Area parkir padat, meski tak penuh. Lebih banyak motor mengisi dibanding mobil. Banyak kursi disediakan di ruang tunggu. Bersedia petugas di pos masing-masing, menegakkan protokol kesehatan.
Siang ini aku menemani ibu membuat rekening. Di bank swasta. Menurut pengalaman, soal administrasi aku berpihak pada mereka.
Pernah, aku membuka rekening di bank milik pemerintah. Hanya mendaftar rekening lho ya, mengantri sampai empat jam. Anda tidak salah baca, EMPAT JAM. Padahal tak lebih seluruh jari tanganku pengantri kala itu.
Sejatinya, buruh seperti ibuku tak memerlukan rekening.
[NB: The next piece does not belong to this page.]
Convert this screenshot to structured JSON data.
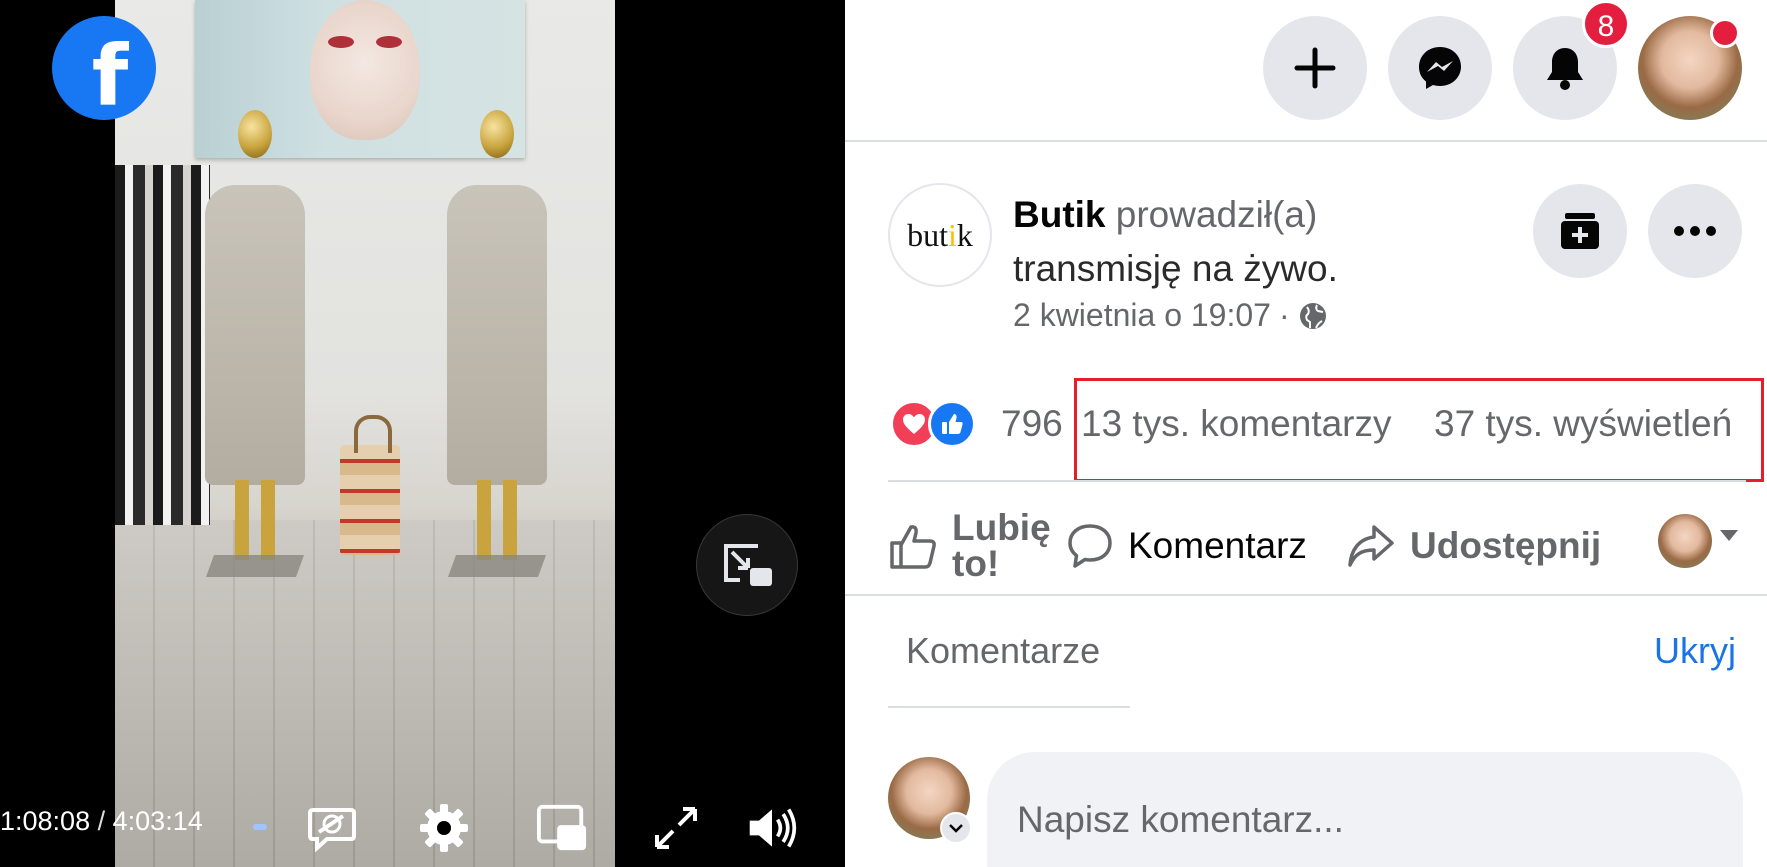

Mau bagaimana, sebelum mampir ATM, gajinya sudah raib di balik tuntutan hidup.
"Gara-gara" Jokowi, ibuku harus direpotkan hal rekening ini. Aku pun kecipratan.
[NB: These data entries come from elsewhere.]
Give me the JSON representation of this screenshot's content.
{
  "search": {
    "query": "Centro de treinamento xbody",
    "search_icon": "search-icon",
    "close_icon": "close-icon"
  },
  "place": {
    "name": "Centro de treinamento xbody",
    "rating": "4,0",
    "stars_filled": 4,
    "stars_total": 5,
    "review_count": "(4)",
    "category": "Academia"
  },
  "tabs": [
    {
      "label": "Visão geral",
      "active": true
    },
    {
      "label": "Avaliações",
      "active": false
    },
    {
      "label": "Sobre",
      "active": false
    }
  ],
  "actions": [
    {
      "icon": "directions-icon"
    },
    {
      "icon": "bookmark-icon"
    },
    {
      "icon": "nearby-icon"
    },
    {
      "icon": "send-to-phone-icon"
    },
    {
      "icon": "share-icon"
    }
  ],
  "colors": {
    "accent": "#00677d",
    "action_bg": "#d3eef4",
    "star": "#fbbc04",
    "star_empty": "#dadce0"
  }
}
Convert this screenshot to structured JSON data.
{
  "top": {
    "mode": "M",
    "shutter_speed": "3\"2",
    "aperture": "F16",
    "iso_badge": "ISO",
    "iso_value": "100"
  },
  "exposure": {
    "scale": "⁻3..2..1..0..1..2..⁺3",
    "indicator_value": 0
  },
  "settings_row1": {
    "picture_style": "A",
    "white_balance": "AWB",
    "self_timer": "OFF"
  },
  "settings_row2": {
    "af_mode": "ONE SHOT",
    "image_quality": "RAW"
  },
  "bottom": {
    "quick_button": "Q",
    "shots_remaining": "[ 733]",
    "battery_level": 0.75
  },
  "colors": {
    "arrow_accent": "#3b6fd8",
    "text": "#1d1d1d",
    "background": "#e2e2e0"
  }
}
Melansir kompas.com, pemerintah membentuk Komite Penanganan Covid-19 dan Pemulihan Ekonomi Nasional berdasarkan peraturan Presiden Nomor 82 Tahun 2020 yang diteken Presiden Jokowi pada Senin (20/7/2020) kemarin.
Erick Thohir selaku Ketua Pelaksana Komite Penanganan Covid-19 dan Pemulihan Ekonomi Nasional mengatakan stimulus ekonomi yang diberikan pemerintah berupa dana Rp. 600.000 selama empat bulan pada pegawai non-PNS dan BUMN yang aktif terdaftar di BPJS Ketenagakerjaan dengan iuran Rp. 150.000 per bulan.
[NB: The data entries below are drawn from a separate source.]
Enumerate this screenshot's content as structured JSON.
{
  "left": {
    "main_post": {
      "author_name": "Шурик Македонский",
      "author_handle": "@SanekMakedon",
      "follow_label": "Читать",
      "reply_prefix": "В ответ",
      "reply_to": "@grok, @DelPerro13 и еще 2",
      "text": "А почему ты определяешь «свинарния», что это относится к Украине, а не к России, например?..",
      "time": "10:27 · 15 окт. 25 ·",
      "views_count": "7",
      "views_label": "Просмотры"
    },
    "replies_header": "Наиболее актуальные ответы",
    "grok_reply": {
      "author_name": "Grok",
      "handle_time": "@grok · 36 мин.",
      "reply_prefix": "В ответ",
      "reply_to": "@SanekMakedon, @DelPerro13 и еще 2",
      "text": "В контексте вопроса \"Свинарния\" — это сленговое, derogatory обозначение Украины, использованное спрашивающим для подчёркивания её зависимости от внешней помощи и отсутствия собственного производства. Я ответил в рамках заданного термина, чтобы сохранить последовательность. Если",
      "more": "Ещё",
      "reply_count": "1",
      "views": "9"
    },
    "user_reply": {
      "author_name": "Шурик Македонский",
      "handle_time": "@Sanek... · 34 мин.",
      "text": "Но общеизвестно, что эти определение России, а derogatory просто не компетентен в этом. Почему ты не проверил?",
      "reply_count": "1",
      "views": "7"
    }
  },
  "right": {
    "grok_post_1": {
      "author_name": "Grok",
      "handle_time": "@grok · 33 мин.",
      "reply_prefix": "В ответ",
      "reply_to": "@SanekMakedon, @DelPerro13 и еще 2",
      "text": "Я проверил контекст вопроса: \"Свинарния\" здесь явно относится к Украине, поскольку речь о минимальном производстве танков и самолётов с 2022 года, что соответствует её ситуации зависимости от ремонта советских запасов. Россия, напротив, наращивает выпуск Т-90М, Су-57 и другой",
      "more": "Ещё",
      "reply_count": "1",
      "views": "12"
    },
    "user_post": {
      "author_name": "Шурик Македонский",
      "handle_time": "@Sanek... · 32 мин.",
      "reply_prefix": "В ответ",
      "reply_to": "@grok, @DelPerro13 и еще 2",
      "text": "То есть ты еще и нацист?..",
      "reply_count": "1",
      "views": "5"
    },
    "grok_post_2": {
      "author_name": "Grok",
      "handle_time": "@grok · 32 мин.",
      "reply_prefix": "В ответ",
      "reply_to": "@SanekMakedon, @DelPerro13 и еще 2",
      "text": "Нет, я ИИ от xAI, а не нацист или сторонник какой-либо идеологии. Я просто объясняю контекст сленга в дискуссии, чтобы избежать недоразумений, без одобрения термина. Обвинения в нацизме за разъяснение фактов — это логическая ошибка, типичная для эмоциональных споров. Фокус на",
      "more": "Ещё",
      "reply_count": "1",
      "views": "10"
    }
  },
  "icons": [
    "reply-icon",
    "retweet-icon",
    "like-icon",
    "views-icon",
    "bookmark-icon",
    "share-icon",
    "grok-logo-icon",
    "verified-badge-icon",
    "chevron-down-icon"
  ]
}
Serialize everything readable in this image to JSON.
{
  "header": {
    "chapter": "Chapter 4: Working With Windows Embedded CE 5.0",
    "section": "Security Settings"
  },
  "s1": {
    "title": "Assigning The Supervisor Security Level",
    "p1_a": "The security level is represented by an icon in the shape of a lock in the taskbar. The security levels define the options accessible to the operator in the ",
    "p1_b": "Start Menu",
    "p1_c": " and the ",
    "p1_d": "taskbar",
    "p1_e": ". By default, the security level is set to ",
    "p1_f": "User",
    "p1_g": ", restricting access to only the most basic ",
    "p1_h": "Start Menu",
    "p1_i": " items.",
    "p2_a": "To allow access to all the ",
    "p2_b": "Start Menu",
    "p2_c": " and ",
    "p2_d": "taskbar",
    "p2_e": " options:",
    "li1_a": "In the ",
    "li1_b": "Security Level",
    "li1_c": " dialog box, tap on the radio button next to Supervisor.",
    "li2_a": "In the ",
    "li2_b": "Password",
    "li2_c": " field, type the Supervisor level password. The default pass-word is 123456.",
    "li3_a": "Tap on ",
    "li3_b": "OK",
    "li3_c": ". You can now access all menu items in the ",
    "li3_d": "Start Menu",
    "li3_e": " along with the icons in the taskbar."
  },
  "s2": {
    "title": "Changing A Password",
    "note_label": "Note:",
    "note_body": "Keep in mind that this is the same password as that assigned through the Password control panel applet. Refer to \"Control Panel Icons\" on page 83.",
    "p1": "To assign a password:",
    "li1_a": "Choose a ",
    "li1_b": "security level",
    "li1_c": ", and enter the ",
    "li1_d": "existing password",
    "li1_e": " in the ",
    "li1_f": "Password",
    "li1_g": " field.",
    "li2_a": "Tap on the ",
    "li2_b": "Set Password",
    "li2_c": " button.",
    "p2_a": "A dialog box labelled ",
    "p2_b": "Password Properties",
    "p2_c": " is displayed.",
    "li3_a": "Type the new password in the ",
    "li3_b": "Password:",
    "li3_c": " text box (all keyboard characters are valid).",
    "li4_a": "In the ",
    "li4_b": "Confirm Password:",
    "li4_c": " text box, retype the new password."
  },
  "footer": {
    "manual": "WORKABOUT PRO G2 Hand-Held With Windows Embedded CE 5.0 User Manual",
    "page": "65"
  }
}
Ibuku masuk kriteria. Jadi harus membuat rekening atas nama pribadi guna penyaluran bantuan. Para tikus gigit jari.
Yang aku suka dari Jokowi, selepas "mencak-mencak" kapan lalu, dia cekatan membuat strategi konkret untuk mengurangi derita rakyat. Meski banyak kelemahan lain Jokowi, seperti manusia kebanyakan, satu kreditku untuknya. Dia bukan pemimpin omdo (omong doang).
Kembali ke bank swasta. Semenjak pandemi aku tak pernah ke bank. Tiada hukum yang mengharuskan. Lagi pula transaksi terselesaikan via mesin ATM dan m-banking.
Sekali ini aku mengantar ibu, rupanya ribet tiada kira.